Ontem, na fila da caixa do supermercado, um menino aí de uns 6 anos chorava dentro do carrinho atrás de mim. Os pais não lhe ligavam, conversavam com o outro filho. A criança já não tinha muita vontade, era aquele choro sincopado, com o mesmo ritmo e ia perdendo a convicção. Admirei a força de vontade dos jovens pais, pois já assistira a várias cenas semelhantes  em que estes cedem e comprar à criança aquilo que ela pede (ou exige).

Este é um tema que tem sido apontado por muitos dos pais com quem tenho trabalhado em grupo, como sendo uma das suas grandes dificuldades. E estes deliciam-se sempre que são postos a fazer um role-playing em que têm que desempenhar algum papel relacionado com uma situação parecida.

O filósofo Fernando Savater defende que para as crianças, encontrar em casa  figuras de autoridade que é um elemento fundamental para o seu crescimento. Considera que hoje  os pais têm dificuldade em querer assumir qualquer autoridade. Dado o pouco tempo que passam com os filhos, preferem que este seja passado num ambiente alegre e sem conflitos. Porém, considera que as crianças não são hoje mais violentas ou mais indisciplinadas do que antes.
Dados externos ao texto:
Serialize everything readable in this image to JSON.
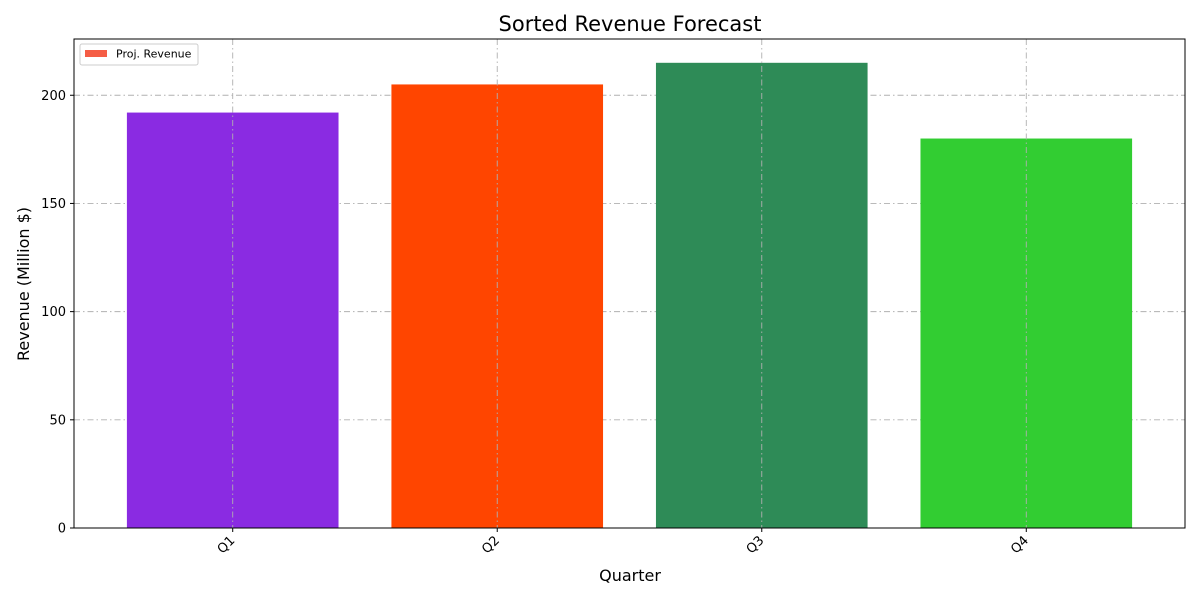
{
  "chart_data": {
    "type": "bar",
    "title": "Sorted Revenue Forecast",
    "xlabel": "Quarter",
    "ylabel": "Revenue (Million $)",
    "categories": [
      "Q1",
      "Q2",
      "Q3",
      "Q4"
    ],
    "series": [
      {
        "name": "Proj. Revenue",
        "values": [
          192,
          205,
          215,
          180
        ]
      }
    ],
    "bar_colors": [
      "#8a2be2",
      "#ff4500",
      "#2e8b57",
      "#32cd32"
    ],
    "legend_color": "#f55d45",
    "ylim": [
      0,
      226
    ],
    "yticks": [
      0,
      50,
      100,
      150,
      200
    ],
    "grid": true,
    "legend_position": "top-left",
    "xtick_rotation": 45
  }
}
Para o  pediatra líbio-francês Aldo Naouri ( ‘Educar os Filhos’, Aldo Naouri, Livros d’Hoje):

É importante que a criança seja para os pais uma fonte de prazer e felicidade, e não um foco de sofrimento e angústia.  Realça que há uma diferença entre educar e criar. Criar será dar os cuidados básicos, dar banho, alimentar, etc. Educar será formar qualquer coisa que ainda não existe. Por isso a criança não estará nunca ao mesmo nível dos pais, não podendo haver uma relação horizontal, sendo importante que haja uma relação vertical: os pais em cima, as crianças em baixo.   E autoridade significa serenidade, não violência. Autoridade é fazer-se obedecer, não é dar uma palmada. Ter autoridade é dizer: ‘Quero isto’, e esperar ser obedecido.

 Não vale a pena ser violento, aliás porque a criança sente a autoridade. É quando o pai ou a mãe não está seguro do seu poder que a criança tenta ir mais longe. Quando há uma decisão que é assumida pelos pais, ela cumpre-a.

Outro dos assuntos que aborda é o facto de os pais terem esquecido o seu papel de educadores porque querem ser amados pelas crianças, sentindo-se muitas vezes culpabilizados por trabalharem muito e passarem pouco tempo com as crianças. Ao  relembrarem os conflitos que tiveram com seus próprios pais,  não querem que os seus filhos tenham esse tipo de ressentimento em relação a eles. E pensam que a melhor maneira de o fazer é seduzir os filhos para que eles os amem. O que, segundo este pediatra, será um enorme erro. Porque nesse momento, a relação vertical se inverte e a  hierarquia fica de pernas para o ar. E a criança fica baralhada, e ocorrem desequilíbrios com consequências variadas.